I moved there when I was four or five (I can't accurately say), from a nice caul-de-sac in East Kentwood, where we held street parades and the ice cream truck came every day (if it's any comparison, I've lived in Middleville for 16 years and I've seen an ice cream truck once, a severely disappointing experience for a city kid. However, the two ice creams shops that exist there are nothing short of amazing). We moved into the country right on the edge of town, surrounded by a large farm, and just a bit down the road expanses of never-ending forests. Our house was quaintly country, every edge of our large property was surrounded by pine trees and a field in the back, where trails were cut annually, and perfect land for snowmobiling when the snow fell. I can accurately say that I was not pleased with move, at all; it took me a few years to appreciate my new home, and even then I still felt homesick for the city.

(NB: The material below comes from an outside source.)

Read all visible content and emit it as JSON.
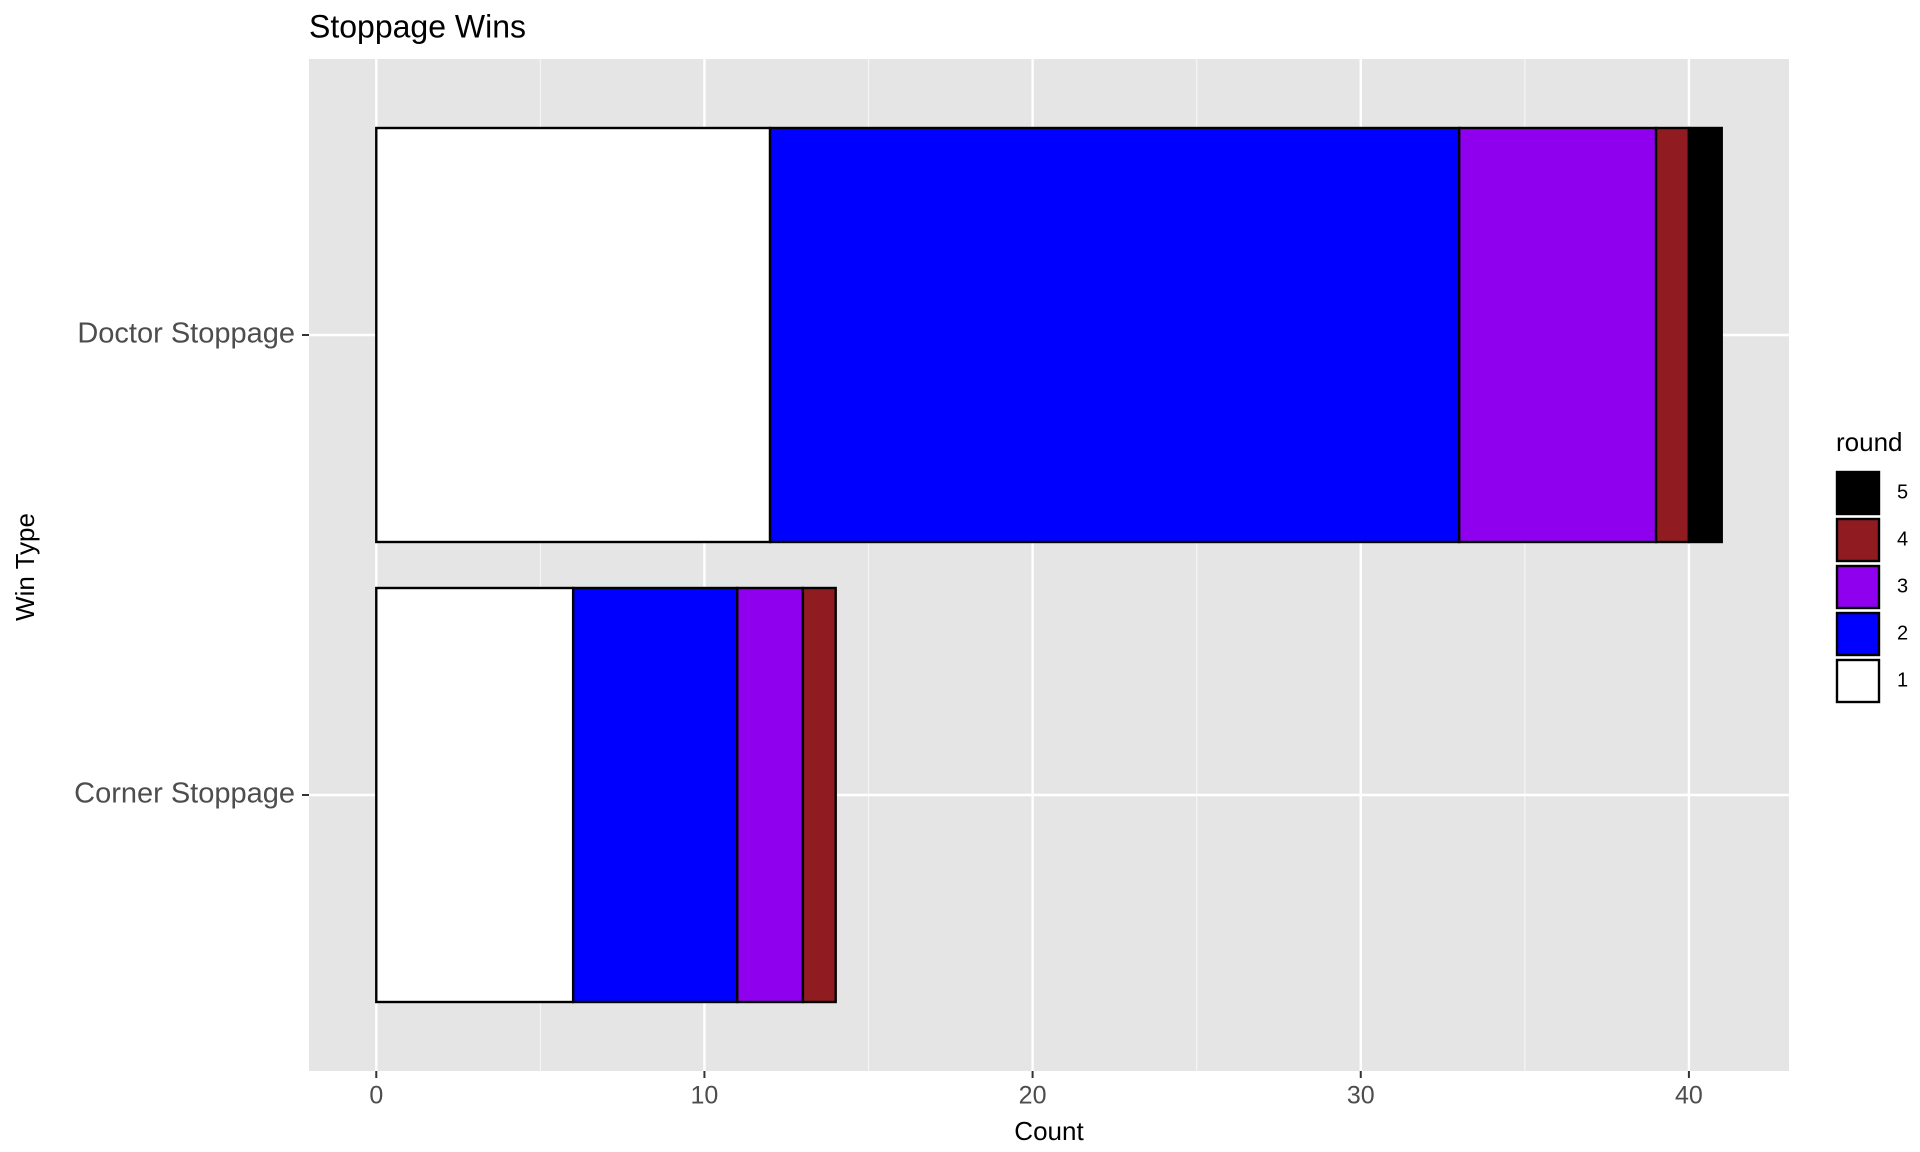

However, I quickly learned that I loved nature, and I spent every waking moment outside until my mom would make me come in for dinner. I spent hours chasing butterflies and catching gophers with nets. (How I could ever be quick enough to chase them down on foot and catch them still astounds me.) My mom started a garden, which quickly turned into six gardens, leaving me infinite things to do outside. My dad would often neglect the lawn until it was nothing but dandelions (to my moms irk), and then he would drive us around on the back of the lawn mower through the yellow fields.
As I grew older, my love for nature lead and grew into a large appreciation for it. Our family would hike out to the woods for a day in search of the ever evasive Morel mushrooms, my mom and I often going together (once getting insanely lost and ending up on a back road two miles from our house). We then discovered that Morels thrive in dead pine needles, and we tended to them until they were of amazing size, and we never had to worry about a season without them. The amount of nature that surrounds such a small town is amazing, and it is has been largely untouched during my time there.

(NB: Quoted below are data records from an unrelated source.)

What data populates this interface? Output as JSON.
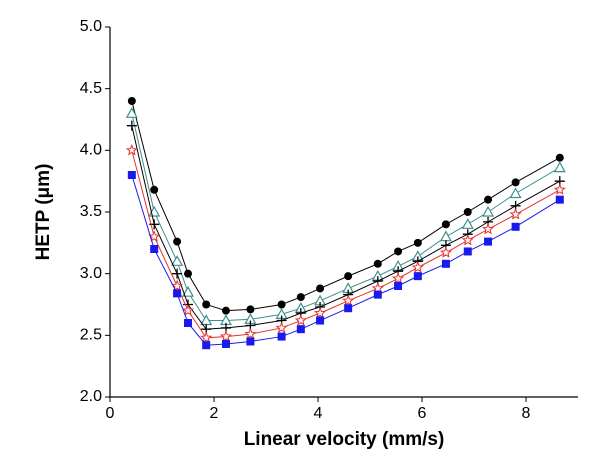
{
  "chart_data": {
    "type": "line",
    "x_label": "Linear velocity (mm/s)",
    "y_label": "HETP (μm)",
    "x": [
      0.42,
      0.85,
      1.29,
      1.5,
      1.85,
      2.23,
      2.7,
      3.3,
      3.67,
      4.04,
      4.58,
      5.15,
      5.54,
      5.92,
      6.46,
      6.88,
      7.27,
      7.8,
      8.65
    ],
    "series": [
      {
        "color": "#000000",
        "marker": "circle",
        "values": [
          4.4,
          3.68,
          3.26,
          3.0,
          2.75,
          2.7,
          2.71,
          2.75,
          2.81,
          2.88,
          2.98,
          3.08,
          3.18,
          3.25,
          3.4,
          3.5,
          3.6,
          3.74,
          3.94
        ]
      },
      {
        "color": "#3f8f8f",
        "marker": "triangle",
        "values": [
          4.3,
          3.5,
          3.1,
          2.85,
          2.62,
          2.62,
          2.63,
          2.67,
          2.72,
          2.78,
          2.88,
          2.98,
          3.06,
          3.14,
          3.3,
          3.4,
          3.5,
          3.65,
          3.86
        ]
      },
      {
        "color": "#000000",
        "marker": "plus",
        "values": [
          4.2,
          3.4,
          3.0,
          2.75,
          2.55,
          2.56,
          2.58,
          2.62,
          2.68,
          2.73,
          2.83,
          2.94,
          3.02,
          3.1,
          3.23,
          3.32,
          3.42,
          3.55,
          3.75
        ]
      },
      {
        "color": "#e8302a",
        "marker": "star",
        "values": [
          4.0,
          3.3,
          2.9,
          2.7,
          2.48,
          2.49,
          2.51,
          2.56,
          2.62,
          2.68,
          2.78,
          2.88,
          2.96,
          3.05,
          3.17,
          3.27,
          3.36,
          3.48,
          3.68
        ]
      },
      {
        "color": "#1a1aee",
        "marker": "square",
        "values": [
          3.8,
          3.2,
          2.84,
          2.6,
          2.42,
          2.43,
          2.45,
          2.49,
          2.55,
          2.62,
          2.72,
          2.83,
          2.9,
          2.98,
          3.08,
          3.18,
          3.26,
          3.38,
          3.6
        ]
      }
    ],
    "xlim": [
      0,
      9
    ],
    "ylim": [
      2,
      5
    ],
    "xticks": [
      0,
      2,
      4,
      6,
      8
    ],
    "yticks": [
      {
        "value": 2,
        "label": "2.0"
      },
      2.5,
      {
        "value": 3,
        "label": "3.0"
      },
      3.5,
      {
        "value": 4,
        "label": "4.0"
      },
      4.5,
      {
        "value": 5,
        "label": "5.0"
      }
    ]
  }
}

Just a three or four minute drive from my house is Lake Algonquin, the Thornapple River, and the Paul Henry Trail, a local trail built on old railroad routes, and a (very) small part of the North Country Trail. The North Country Trail is 4,600 miles long, and starting in New York, the trail passes through Pennsylvania, Ohio, Michigan, Wisconsin, Minnesota, and it finally ends in North Dakota. Having skated, jogged and hiked the 12 miles of the trail by my house (6 there, 6 back), traveled over bridges and past protected woodlands, through Middleville and other small rural areas, the small part of the trail I've seen is truly amazing. I've often thought about hiking it, and one day I intend to, all the way from Michigan to North Dakota, where an old best friend of mine lives, who will hike the trail back with me, and we have considered possibly continuing all the way to New York.
Middleville is a strange town indeed, but it's hard not to love it.